The high masonry walls on each side gave the alley the appearance of a gap between prisons. As the men approached the arched entrance to Lady Tunshuq’s Palace they saw orange flames coming from the recessed doorway.

They stopped, waited a few seconds pressed against the wall, then moved slowly forward, craning their necks until they could see what was burning. Whoever had set the fire was long gone into the warren of narrow alleys all around.

As a gust of wind blew the flames up, they saw the body burning fiercely in front of the double-height, green steel doors. Then a throat-clogging smell of burning flesh hit them. The man who’d seen the flames first was already talking on his phone. He could feel the heat from the fire on his face, though they were fifteen feet away. He coughed, backed away. The acrid smell was getting stronger.

They watched as the flames rose. The wail of an ambulance seemed far away as blackened skin slipped from the man’s face. Tendons and muscle glistened in the flames. A white cheekbone poked out.

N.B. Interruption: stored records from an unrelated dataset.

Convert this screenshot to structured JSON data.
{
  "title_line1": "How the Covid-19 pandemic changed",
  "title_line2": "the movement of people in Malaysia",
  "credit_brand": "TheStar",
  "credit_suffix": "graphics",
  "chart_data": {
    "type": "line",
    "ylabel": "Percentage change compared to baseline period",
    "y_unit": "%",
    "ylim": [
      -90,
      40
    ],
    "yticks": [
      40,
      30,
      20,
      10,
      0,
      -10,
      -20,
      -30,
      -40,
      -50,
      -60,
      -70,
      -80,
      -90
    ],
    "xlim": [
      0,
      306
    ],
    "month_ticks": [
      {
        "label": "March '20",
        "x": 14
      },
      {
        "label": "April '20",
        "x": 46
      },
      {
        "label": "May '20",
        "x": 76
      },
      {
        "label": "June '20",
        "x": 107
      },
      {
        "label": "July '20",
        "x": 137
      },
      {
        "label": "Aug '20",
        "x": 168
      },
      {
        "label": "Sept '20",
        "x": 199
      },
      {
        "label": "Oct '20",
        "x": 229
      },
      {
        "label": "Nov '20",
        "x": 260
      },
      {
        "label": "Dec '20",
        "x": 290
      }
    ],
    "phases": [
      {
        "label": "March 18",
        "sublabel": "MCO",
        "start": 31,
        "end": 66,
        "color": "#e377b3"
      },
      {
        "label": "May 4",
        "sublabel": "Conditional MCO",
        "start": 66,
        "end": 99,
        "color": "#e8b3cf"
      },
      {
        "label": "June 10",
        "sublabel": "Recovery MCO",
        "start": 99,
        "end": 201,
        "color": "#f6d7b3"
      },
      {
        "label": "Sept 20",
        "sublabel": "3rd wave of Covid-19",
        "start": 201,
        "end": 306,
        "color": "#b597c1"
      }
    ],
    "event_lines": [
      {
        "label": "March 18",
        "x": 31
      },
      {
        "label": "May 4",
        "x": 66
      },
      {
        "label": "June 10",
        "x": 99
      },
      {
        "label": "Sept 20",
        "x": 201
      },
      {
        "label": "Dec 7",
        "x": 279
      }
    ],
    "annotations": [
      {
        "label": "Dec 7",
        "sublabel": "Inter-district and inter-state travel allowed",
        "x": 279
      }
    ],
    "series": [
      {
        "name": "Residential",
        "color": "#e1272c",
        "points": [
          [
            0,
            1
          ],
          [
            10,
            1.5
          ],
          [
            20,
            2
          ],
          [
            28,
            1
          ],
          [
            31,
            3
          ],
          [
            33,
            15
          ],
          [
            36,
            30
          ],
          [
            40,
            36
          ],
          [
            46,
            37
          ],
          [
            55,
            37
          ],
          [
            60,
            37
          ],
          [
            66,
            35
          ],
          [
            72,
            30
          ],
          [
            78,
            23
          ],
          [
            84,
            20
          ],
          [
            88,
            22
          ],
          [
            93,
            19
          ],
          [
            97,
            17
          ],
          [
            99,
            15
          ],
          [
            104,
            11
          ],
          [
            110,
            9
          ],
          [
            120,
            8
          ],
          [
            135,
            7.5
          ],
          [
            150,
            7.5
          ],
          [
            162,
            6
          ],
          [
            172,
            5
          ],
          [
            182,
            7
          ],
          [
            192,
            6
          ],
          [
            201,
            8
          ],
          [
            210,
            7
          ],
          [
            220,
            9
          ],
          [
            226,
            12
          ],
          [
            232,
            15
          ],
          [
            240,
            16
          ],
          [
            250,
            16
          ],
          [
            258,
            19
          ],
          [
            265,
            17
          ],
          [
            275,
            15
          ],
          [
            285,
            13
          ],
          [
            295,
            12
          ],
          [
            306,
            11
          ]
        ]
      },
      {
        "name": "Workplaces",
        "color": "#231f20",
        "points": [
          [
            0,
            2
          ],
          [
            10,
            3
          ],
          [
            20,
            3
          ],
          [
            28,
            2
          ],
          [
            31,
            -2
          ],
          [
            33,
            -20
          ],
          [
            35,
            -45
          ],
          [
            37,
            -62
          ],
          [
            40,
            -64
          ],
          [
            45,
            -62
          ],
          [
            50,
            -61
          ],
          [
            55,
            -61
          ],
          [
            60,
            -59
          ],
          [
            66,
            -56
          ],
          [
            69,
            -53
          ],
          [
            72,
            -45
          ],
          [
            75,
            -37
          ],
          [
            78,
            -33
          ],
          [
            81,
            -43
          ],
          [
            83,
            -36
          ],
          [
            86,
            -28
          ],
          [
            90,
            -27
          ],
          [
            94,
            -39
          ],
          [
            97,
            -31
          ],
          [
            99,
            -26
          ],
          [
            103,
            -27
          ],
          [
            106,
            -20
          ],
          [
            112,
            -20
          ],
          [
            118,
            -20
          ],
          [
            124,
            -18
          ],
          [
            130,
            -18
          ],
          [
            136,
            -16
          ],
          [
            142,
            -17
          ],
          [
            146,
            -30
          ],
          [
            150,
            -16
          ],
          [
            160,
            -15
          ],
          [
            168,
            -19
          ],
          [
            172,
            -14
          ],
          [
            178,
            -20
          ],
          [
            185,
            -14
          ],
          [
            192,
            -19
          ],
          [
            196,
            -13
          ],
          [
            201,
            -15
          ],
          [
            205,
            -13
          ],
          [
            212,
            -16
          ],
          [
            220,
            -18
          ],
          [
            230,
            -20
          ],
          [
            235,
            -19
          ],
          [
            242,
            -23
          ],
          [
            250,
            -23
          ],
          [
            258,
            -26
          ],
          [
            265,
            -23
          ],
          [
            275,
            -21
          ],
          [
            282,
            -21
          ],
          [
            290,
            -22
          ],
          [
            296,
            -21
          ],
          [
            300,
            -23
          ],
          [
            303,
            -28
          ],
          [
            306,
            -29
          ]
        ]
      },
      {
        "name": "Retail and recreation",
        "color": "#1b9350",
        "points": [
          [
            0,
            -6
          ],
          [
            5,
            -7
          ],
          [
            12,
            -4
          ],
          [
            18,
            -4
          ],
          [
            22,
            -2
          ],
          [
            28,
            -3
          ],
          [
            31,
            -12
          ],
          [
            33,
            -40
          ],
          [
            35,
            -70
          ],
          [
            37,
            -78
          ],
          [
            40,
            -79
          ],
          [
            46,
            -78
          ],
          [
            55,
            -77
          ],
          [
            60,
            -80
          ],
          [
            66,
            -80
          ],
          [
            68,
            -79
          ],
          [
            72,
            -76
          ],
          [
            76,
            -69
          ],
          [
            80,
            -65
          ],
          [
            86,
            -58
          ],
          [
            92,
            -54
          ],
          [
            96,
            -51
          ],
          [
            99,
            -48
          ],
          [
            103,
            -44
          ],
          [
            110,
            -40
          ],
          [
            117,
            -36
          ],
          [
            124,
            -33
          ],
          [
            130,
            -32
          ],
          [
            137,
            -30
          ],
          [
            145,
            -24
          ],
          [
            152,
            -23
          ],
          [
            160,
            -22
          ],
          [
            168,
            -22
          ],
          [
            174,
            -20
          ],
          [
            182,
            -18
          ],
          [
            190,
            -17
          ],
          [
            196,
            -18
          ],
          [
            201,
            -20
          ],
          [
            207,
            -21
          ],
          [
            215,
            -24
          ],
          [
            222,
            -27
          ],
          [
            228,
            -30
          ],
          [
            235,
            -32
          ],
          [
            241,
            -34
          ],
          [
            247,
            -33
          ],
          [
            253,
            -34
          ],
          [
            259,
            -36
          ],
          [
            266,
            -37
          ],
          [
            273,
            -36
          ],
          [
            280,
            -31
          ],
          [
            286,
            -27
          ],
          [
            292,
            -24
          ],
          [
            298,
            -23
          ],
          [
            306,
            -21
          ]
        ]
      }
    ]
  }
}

Above the head, paler smoke was drifting where hair should have been. The sickly smell was all around now. A man shouted from a half-shuttered window high up. A woman wailed to God.

A spurt of hissing flames reflected on the alternating light and dark bands of Mamluk masonry and the stone stalactites hanging above the doorway. The sound echoed down the long passage.

2

I turned the radio down. Verdi’s ‘Chorus of the Hebrew Slaves’ had passed its climax.

‘This website says Abingdon is the oldest continuously occupied town in Britain.’ I looked up. A squall of rain hit the side of the car.

‘It says people have lived there for 6,000 years. That’s got to make for one hell of a long list of mayors at the town council.’ It was hard reading while Isabel was driving, not just because it was a rainy morning in February, but also because the road we were on, the A415 from Dorchester, twisted and turned at that point under a high canopy of trees.

‘In 1084 William the Conqueror celebrated Easter here.’ I looked at Isabel.